An offline light emitting diode (LED) lighting circuit includes: a controller for generating a switching signal to switch a transformer to generate an output voltage and an output at an output of the offline LED lighting circuit And outputting a current to drive the plurality of LEDs; and a dimming circuit coupled to the controller for modulating the switching signal according to a dimming signal; wherein the controller has a first reference voltage and a second reference a voltage is generated according to the dimming signal, and the switching signal is modulated by the first reference voltage and the second reference voltage; and wherein, according to the first reference voltage and the second reference voltage, the controller adjusts the The output voltage is at a first output level and a second output level. The offline LED lighting circuit of claim 1, wherein the second output level is lower than the first output level. The offline LED lighting circuit of claim 1, wherein the controller comprises a soft start circuit for modulating the switching signal according to the dimming signal, and when the output voltage is output by the second output When the level becomes the first output level, the switching signal is generated in a soft start manner. The off-line LED lighting circuit of claim 1, wherein the dimming circuit further comprises an optocoupler coupled to the controller. The offline LED lighting circuit of claim 1, wherein the controller includes a voltage feedback loop to regulate the output voltage, and the controller further includes a current feedback loop to regulate the output current. The offline LED lighting circuit of claim 1, wherein the output voltage is alternately adjusted between the first output level and the second output level according to the dimming signal.
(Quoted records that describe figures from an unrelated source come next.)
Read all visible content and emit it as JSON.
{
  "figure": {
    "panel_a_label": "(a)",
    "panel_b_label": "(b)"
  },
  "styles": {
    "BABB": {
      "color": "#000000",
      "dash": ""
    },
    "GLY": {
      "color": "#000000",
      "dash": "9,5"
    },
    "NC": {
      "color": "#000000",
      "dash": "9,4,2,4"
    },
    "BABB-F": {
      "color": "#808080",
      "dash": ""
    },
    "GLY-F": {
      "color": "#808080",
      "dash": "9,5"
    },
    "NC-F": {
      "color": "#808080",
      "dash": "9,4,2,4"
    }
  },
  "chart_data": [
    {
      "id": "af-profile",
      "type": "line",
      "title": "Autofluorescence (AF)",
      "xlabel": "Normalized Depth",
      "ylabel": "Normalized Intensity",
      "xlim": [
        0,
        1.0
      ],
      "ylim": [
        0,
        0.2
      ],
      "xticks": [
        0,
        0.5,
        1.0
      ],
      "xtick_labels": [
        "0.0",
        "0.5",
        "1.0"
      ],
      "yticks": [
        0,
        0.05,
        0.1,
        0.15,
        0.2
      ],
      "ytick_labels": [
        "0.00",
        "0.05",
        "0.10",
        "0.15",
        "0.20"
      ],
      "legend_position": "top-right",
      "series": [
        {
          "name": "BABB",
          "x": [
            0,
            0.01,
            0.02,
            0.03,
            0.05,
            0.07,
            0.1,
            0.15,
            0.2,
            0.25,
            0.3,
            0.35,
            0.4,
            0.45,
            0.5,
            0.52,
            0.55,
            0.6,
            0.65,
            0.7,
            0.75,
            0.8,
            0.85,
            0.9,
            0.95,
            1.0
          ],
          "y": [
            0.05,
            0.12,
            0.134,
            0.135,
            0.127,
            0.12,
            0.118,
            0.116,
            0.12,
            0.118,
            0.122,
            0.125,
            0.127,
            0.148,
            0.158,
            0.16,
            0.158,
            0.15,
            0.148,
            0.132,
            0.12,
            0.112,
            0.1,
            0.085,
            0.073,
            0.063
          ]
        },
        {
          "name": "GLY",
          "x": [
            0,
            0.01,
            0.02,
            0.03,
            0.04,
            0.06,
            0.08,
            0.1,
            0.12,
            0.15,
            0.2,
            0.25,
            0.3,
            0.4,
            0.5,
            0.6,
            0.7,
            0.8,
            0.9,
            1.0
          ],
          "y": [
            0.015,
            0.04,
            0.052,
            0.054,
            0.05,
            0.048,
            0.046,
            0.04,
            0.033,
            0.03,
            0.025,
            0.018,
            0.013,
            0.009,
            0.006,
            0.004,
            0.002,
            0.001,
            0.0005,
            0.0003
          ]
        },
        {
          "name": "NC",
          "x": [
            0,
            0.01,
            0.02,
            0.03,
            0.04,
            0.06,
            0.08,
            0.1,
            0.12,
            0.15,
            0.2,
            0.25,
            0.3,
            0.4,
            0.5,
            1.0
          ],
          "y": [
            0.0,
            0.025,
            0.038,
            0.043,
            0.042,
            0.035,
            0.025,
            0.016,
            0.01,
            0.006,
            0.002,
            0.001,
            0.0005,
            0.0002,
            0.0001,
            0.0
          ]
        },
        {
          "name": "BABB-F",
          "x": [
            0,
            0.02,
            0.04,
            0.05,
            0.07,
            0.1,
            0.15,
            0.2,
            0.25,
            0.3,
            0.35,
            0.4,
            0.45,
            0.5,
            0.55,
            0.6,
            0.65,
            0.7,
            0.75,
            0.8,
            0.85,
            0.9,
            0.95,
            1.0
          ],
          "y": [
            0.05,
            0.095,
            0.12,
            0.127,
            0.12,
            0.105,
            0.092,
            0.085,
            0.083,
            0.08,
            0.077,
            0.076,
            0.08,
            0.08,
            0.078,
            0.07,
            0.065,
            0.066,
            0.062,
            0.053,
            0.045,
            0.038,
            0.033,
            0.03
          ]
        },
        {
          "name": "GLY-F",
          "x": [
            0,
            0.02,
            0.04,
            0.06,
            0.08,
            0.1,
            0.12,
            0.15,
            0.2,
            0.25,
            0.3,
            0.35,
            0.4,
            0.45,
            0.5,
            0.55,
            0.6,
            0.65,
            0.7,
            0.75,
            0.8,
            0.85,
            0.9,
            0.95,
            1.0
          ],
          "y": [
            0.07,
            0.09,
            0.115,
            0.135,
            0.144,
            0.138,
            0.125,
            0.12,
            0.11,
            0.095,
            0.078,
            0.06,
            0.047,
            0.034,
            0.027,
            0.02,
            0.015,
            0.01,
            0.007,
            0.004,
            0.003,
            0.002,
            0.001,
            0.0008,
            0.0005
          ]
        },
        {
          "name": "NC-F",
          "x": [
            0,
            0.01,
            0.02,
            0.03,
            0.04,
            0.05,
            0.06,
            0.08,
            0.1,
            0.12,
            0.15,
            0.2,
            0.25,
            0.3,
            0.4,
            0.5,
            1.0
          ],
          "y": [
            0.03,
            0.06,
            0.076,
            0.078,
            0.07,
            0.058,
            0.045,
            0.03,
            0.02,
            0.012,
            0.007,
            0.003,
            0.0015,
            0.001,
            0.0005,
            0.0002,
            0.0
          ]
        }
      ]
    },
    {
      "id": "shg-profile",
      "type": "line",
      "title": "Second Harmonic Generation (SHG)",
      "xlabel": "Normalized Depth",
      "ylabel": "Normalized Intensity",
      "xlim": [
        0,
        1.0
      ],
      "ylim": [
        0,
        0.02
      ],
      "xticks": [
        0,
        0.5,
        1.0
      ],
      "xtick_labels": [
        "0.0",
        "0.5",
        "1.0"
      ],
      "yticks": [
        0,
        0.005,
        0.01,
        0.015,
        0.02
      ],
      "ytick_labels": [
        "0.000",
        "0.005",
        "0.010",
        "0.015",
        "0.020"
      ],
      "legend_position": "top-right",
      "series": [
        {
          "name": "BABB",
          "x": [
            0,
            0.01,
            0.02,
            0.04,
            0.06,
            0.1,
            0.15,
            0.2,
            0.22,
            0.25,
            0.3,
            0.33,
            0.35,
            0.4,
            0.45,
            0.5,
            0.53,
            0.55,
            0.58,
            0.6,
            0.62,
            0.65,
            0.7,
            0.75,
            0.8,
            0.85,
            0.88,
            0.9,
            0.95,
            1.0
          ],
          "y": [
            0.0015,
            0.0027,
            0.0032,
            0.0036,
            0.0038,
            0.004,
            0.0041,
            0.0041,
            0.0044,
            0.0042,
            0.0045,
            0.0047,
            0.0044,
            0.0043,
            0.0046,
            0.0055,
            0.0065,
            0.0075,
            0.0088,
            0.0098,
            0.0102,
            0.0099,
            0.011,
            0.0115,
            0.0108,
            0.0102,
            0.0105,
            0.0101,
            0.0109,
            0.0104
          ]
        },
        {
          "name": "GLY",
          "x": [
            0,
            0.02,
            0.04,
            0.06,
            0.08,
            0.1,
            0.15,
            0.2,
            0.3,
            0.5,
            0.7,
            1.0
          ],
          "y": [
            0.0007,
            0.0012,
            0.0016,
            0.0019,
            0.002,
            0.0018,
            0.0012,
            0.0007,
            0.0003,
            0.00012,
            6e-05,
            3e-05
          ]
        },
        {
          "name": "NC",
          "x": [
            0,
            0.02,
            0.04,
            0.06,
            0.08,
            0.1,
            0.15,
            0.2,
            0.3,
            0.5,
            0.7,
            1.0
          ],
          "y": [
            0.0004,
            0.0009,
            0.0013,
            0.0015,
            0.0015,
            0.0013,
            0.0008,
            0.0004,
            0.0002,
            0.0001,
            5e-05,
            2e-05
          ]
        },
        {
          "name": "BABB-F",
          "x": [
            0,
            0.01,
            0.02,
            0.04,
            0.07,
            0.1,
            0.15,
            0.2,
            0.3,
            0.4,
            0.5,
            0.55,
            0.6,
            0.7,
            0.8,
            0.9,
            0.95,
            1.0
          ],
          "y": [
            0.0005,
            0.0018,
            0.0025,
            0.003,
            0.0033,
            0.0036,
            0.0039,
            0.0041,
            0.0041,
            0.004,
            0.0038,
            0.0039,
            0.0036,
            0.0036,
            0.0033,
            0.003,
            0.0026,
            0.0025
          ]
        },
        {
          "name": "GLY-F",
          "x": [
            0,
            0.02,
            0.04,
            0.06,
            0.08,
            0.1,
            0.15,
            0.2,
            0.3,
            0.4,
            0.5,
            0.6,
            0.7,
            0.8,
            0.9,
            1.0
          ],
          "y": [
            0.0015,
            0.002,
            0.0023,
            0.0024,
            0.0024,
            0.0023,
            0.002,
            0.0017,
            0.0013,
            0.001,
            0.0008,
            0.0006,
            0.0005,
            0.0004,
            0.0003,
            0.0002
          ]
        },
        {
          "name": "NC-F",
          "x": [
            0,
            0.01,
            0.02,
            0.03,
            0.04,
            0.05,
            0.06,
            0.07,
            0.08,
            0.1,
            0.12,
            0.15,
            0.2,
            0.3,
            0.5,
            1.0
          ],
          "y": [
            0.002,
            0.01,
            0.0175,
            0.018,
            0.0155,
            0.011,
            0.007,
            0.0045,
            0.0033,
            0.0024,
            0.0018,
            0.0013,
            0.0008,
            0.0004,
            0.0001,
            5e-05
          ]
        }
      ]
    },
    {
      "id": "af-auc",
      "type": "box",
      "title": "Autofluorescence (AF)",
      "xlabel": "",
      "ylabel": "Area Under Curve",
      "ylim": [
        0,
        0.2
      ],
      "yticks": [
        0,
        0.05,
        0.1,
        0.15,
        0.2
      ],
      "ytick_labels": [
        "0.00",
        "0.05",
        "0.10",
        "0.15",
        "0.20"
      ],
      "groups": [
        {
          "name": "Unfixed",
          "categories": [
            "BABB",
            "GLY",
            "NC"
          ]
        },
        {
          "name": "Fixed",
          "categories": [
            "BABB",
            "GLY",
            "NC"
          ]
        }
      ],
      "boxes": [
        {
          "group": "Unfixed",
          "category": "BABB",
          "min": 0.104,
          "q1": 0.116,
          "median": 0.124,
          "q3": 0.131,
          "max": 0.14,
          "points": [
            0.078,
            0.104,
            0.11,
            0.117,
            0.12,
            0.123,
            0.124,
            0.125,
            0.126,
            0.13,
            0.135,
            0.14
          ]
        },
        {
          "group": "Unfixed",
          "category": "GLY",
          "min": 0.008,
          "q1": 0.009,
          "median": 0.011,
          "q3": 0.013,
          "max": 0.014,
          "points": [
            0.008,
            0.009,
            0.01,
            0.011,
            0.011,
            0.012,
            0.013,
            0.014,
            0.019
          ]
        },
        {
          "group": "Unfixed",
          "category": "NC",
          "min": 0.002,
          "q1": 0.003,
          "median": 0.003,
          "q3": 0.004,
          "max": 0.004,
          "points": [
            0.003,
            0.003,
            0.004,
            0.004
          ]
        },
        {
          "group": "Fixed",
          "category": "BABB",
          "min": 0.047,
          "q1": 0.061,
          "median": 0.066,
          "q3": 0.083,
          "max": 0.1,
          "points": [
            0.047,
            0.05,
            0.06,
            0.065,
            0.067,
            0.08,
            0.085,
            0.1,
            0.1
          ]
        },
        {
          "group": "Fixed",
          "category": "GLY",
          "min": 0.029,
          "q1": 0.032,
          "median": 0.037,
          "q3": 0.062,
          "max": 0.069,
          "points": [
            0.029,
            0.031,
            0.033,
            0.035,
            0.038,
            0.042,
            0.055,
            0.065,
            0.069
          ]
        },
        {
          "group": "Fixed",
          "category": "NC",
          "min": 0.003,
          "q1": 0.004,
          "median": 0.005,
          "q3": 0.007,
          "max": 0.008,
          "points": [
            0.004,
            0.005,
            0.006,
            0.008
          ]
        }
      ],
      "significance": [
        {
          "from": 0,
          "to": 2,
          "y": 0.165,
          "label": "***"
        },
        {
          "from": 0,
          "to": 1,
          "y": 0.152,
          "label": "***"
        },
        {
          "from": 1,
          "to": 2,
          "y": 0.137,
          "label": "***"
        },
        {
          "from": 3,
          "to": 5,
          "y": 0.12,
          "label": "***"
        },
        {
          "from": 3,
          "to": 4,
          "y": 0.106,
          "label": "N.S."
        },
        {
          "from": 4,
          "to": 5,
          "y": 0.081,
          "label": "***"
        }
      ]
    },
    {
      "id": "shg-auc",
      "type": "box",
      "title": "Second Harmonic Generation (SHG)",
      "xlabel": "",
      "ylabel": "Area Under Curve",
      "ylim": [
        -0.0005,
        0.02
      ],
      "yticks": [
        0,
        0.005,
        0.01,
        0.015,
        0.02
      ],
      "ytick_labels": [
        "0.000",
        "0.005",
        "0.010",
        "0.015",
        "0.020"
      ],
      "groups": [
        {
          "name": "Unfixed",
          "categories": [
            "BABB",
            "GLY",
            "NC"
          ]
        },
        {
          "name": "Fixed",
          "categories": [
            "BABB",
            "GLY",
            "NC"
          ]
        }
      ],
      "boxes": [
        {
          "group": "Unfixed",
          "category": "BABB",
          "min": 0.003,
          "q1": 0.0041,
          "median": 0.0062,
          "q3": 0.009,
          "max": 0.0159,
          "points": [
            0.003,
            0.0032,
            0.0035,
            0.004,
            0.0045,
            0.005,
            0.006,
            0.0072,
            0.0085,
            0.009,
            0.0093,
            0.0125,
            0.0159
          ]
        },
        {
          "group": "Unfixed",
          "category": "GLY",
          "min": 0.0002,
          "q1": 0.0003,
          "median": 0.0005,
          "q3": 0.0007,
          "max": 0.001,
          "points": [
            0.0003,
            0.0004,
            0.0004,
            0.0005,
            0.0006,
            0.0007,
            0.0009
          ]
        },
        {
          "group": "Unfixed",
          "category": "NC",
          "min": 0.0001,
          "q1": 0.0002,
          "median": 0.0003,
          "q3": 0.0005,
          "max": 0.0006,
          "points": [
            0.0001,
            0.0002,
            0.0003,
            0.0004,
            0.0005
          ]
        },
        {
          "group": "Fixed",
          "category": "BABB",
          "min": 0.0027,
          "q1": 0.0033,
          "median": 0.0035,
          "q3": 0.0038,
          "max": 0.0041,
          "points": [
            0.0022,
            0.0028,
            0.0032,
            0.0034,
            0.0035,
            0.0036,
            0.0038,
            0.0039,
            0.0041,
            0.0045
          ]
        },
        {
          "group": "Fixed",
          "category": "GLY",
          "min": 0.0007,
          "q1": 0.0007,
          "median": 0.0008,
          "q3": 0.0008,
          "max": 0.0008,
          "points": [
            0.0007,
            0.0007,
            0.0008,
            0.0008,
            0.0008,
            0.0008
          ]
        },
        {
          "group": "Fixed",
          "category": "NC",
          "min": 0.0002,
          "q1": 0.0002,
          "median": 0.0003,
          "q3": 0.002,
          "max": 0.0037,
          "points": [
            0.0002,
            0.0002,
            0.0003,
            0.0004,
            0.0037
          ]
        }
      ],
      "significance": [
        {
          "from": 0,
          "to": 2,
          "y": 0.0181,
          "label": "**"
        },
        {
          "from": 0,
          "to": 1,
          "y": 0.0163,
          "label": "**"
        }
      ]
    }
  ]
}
The offline LED lighting circuit of claim 1, wherein the output current is alternately adjusted between a first current level and a second current level according to the dimming signal. The offline LED lighting circuit of claim 7, wherein the first current level is zero. The offline LED lighting circuit of claim 7, wherein the first current level is a current level that maintains a very low brightness. The offline LED lighting circuit of claim 7, wherein the second current level is set to drive the plurality of LEDs at a desired color temperature.